Urological Radiology

urological-imaging

Urological Radiology is a procedure that involves the different ways in assessing a patients organs such as the kidneys, ureters, bladder and reproductive organs. Simple imaging techniques can be used or more complicated ones also.

Normally these imaging procedures are in detail, painless and quick, and can be used to diagnose a range of problems such as urinary retention, blockage of urine, blood in the urine, kidney failure and urinary incontinence (among other conditions).

At Hadley Wood Hospital our imaging department allows us to offer a range of services to patients, our radiologists are professionally trained with many years of experience therefore can offer the most appropriate advice to our patients form diagnosis to treatment, tailoring each service to their needs.
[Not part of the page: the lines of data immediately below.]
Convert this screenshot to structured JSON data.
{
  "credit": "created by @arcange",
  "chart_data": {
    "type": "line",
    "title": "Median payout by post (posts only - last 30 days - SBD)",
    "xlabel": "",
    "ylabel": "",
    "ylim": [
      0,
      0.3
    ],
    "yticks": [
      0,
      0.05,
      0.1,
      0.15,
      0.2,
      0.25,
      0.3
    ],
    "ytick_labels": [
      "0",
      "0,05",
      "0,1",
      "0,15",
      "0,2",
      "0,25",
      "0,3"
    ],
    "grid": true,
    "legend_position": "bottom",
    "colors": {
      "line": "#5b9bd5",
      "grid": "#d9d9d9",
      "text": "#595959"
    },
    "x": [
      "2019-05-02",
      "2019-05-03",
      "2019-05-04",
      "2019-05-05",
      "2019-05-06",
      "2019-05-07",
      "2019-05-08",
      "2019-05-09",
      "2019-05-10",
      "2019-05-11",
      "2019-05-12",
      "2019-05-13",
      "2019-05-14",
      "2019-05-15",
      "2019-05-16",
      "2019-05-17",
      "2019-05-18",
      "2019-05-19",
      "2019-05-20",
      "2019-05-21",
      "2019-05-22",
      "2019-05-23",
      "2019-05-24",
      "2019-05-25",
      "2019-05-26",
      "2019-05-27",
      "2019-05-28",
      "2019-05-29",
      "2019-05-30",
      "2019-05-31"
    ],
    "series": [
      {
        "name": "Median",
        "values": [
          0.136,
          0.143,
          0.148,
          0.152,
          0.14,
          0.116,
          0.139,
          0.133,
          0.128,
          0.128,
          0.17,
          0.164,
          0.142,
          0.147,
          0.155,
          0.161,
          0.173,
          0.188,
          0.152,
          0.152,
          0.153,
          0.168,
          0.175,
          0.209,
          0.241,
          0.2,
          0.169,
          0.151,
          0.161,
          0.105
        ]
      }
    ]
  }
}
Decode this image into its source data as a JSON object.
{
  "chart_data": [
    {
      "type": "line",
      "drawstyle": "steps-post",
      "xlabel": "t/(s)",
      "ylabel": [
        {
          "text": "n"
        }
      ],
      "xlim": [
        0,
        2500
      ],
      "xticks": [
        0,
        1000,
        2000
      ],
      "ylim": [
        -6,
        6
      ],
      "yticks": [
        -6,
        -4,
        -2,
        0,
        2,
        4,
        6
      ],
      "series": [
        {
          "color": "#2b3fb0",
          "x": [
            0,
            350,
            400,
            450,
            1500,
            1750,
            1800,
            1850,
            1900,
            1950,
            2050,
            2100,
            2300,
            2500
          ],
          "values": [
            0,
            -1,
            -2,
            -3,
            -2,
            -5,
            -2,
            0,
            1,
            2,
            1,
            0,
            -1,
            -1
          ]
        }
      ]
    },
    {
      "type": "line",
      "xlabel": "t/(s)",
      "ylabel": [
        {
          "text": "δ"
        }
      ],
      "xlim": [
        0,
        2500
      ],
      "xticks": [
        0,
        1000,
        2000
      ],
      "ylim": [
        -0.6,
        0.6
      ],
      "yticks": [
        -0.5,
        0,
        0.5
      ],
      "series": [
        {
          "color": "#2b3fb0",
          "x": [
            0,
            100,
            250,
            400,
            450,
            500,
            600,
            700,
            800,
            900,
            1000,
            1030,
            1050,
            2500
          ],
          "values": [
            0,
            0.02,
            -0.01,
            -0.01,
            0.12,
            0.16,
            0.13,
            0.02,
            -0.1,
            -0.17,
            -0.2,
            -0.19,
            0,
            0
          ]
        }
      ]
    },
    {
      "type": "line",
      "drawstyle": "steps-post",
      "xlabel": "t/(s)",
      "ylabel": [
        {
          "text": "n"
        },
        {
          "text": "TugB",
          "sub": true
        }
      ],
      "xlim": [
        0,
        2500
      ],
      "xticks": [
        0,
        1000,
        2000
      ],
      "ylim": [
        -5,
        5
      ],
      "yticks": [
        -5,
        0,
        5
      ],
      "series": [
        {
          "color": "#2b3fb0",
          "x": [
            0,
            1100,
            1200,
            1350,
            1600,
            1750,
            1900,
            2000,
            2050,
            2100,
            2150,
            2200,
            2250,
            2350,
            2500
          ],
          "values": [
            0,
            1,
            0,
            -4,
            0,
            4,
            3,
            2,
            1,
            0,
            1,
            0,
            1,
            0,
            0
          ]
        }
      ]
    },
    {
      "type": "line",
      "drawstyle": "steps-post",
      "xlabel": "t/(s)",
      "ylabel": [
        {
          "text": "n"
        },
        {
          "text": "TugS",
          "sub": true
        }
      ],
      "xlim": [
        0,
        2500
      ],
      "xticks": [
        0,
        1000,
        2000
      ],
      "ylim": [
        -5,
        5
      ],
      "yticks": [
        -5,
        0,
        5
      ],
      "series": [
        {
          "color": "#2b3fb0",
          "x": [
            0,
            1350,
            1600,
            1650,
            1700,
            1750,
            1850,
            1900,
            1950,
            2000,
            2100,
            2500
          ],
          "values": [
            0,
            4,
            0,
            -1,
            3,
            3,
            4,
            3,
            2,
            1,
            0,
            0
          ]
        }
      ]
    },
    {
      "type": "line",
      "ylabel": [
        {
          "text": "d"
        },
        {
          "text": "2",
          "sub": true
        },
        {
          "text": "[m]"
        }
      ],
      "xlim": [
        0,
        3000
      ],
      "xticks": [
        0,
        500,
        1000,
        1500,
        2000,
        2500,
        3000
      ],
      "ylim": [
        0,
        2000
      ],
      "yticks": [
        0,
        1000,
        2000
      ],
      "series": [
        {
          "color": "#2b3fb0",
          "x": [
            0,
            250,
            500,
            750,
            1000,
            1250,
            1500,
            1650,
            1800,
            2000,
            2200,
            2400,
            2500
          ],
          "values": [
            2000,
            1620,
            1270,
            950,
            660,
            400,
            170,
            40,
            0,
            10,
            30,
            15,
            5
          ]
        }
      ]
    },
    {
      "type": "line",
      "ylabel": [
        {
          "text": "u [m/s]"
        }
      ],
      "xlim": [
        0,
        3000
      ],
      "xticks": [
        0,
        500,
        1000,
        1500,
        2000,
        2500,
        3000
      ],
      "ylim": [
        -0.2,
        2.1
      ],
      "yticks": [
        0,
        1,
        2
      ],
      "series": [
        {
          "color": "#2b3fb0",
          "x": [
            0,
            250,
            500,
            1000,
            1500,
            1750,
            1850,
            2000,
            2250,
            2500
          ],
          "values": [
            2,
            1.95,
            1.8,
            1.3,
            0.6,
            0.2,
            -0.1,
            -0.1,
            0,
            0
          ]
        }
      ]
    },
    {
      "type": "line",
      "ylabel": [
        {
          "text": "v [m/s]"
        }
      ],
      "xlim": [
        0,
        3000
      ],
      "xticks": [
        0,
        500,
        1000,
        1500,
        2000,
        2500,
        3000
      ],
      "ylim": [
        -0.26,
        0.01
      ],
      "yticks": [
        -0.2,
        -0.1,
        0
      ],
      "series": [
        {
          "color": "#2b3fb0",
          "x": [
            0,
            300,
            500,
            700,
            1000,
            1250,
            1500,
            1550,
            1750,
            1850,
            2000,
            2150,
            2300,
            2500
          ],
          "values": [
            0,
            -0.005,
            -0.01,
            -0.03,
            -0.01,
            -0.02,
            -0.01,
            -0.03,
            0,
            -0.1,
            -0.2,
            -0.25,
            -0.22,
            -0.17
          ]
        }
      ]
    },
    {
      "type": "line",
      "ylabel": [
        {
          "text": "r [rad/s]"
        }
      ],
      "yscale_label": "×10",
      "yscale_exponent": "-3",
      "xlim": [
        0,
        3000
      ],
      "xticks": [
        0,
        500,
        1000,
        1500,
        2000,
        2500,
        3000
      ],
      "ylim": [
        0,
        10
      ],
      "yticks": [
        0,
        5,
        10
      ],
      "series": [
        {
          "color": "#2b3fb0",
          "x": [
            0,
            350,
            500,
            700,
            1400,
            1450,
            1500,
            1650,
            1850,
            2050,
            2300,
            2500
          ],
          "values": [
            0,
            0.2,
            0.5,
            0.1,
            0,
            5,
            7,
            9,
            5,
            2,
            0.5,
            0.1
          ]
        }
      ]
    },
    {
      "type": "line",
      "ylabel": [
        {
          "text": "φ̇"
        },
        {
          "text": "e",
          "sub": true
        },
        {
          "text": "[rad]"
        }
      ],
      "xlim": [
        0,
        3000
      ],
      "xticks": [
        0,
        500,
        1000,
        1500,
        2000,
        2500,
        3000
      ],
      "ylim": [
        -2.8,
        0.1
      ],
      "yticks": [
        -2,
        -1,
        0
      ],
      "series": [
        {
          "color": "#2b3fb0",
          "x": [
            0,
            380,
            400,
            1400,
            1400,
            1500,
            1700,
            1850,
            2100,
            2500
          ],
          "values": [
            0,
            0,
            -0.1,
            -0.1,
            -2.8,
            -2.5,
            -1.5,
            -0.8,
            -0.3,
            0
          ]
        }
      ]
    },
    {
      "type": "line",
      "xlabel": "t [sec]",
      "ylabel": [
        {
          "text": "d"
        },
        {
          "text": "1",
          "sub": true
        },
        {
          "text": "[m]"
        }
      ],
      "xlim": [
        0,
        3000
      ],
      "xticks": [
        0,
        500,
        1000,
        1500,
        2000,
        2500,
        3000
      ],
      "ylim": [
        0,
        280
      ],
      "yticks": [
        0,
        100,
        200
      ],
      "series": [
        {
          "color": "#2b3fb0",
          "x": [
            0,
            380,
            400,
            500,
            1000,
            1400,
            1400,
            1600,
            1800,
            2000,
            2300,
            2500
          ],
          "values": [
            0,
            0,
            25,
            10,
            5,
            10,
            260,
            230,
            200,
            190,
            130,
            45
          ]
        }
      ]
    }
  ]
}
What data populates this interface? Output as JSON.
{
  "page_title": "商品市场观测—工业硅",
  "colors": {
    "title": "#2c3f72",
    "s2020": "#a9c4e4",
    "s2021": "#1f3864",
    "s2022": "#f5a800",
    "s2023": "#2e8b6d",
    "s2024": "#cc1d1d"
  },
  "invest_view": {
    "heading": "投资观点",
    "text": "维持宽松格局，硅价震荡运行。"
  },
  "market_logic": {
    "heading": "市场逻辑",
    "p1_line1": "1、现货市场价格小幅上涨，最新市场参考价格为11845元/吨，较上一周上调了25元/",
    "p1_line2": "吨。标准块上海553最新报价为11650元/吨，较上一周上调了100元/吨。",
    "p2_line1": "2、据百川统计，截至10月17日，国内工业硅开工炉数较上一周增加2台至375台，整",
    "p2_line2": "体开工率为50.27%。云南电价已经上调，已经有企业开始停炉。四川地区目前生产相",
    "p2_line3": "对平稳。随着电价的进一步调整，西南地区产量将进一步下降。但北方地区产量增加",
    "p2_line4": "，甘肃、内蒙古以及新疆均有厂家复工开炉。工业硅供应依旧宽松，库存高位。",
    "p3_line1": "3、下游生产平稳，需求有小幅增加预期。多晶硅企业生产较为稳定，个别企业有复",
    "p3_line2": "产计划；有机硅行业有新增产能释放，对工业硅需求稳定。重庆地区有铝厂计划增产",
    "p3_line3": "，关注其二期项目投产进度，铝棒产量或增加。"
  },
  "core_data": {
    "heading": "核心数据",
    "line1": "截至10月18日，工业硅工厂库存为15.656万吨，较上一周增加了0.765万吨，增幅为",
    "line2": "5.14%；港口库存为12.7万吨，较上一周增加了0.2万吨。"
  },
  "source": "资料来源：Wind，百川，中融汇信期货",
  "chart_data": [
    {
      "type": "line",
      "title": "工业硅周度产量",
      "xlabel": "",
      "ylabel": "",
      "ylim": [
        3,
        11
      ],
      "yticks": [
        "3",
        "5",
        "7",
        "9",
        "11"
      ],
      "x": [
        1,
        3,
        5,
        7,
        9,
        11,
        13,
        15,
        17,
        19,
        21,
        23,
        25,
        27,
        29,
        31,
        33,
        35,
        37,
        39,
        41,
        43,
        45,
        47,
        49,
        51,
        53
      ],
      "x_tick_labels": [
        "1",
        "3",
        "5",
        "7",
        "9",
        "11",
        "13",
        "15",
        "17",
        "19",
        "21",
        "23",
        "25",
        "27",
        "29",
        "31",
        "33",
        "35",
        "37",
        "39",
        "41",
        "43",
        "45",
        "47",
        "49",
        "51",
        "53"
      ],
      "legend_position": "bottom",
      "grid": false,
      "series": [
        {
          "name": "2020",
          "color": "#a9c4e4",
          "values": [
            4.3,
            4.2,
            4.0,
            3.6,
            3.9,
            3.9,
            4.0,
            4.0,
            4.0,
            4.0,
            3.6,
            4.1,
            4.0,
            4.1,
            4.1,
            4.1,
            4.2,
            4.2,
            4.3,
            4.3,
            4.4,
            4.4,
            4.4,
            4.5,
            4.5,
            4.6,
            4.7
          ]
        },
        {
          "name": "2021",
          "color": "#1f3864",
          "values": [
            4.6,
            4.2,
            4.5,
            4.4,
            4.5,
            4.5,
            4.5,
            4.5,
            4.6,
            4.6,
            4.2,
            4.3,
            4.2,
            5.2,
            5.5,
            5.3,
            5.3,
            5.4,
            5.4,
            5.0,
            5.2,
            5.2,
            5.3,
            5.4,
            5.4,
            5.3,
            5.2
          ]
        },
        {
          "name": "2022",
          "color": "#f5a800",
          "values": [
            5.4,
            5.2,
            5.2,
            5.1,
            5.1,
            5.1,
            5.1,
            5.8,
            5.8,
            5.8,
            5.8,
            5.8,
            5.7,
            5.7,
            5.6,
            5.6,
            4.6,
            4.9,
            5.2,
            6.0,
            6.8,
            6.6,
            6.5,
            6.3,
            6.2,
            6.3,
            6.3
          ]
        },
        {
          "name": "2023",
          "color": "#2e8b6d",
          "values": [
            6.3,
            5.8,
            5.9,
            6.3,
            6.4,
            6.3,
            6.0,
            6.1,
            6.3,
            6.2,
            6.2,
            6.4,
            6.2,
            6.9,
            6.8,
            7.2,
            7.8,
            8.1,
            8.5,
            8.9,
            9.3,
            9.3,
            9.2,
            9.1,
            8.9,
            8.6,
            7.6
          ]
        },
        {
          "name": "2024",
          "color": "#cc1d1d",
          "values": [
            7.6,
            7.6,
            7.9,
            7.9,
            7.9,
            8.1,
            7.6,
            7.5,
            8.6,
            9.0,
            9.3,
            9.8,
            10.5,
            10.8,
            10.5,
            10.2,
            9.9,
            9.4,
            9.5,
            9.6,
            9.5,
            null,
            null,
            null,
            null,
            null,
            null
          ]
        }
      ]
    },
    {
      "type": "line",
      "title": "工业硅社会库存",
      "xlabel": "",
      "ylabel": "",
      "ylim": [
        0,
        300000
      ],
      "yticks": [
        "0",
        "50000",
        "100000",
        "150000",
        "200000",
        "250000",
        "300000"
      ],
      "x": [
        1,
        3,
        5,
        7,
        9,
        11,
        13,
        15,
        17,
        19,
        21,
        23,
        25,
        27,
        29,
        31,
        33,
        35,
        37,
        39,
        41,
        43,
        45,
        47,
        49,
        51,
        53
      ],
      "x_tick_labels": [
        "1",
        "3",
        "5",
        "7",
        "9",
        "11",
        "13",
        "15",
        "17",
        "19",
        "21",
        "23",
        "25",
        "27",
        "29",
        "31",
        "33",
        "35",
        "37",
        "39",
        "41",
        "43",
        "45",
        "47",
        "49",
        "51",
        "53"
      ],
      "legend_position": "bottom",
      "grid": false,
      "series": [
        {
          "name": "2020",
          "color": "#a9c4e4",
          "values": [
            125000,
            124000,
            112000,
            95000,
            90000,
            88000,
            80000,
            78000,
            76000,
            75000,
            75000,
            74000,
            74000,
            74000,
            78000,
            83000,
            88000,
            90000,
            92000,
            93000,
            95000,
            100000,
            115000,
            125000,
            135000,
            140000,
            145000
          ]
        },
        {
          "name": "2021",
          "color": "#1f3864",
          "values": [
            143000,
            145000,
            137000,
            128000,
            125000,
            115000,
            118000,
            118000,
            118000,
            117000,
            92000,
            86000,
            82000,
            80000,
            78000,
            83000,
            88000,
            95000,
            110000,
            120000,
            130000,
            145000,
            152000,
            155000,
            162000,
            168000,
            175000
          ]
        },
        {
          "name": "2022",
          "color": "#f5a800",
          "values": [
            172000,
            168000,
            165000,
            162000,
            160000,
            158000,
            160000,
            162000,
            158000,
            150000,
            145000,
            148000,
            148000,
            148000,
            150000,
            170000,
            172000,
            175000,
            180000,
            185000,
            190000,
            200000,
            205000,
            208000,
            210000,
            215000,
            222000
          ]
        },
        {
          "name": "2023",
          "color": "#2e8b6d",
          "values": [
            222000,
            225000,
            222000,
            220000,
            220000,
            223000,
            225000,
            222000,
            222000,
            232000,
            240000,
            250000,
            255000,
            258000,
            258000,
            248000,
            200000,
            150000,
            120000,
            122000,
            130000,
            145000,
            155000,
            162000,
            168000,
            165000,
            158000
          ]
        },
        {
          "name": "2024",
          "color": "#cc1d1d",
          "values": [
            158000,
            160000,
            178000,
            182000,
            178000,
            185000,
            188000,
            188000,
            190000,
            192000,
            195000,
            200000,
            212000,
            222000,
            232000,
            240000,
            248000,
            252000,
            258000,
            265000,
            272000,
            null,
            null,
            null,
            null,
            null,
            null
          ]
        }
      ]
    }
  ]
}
We offer the following urological imaging procedures to patients:

  • MRA – A Magnetic resonance angiogram (MRA) is a type of MRI scan that uses radio wave energy and a magnetic field to produce images of the blood vessels within the body. This is used in most cases where information cannot be provided in the form of an X-ray, ultrasound or CT scan. It is normally used to diagnose problems where the blood vessels are causing a reduced blood flow. The scan allows both the blood flow and the condition of the blood vessel walls to be examined. It can be used to look at the blood vessels within the brain, kidneys and legs.
  •  MRI – Magnetic resonance imaging (MRI) is a diagnostic scan that uses magnetic fields and radio waves to develop comprehensive images of the inside of a patients body. The MRI scanner is a tube that has powerful magnets inside; the patient will lay flat whilst the scanner works to produce the imagery. It can be used to examine most parts of the body including the brain and spinal chord, bones and joints, heart and blood vessels along with internal organs.
  • CT scans – (also referred to as CAT scans) involve producing detailed images of the structures within the human body which include the bones, blood vessels and internal organs. They are used diagnose many different conditions such as bone injuries, blood flow issues and gastrointestinal issues as well as strokes and cancer. During your scan you will lay flat on your back on a bed that will pass through the scanner which rotates around your body as you pass through it. Unlike other scanning methods a CT scanner does not surround your whole body. The scan will usually last around 10-20 minutes.
  • Ultrasound – this is an imaging method that involves using high-frequency sound waves which allows for images to be produced of the structures within your body. Images used can provide the radiologist with important information when diagnosing and treating disease.
  • X-ray – is a fast and painless procedure used to produce images of a patients body. This procedure is used by many healthcare professionals therefore is not limited to just radiographers. It is an effective way of examining the bones of the body helping to diagnose a range of conditions a patient may have. The radiation waves of an x-ray cannot be seen by the naked eye and you will not feel the procedure. As they pass through the human body they will be absorbed by different parts and turning them into an image.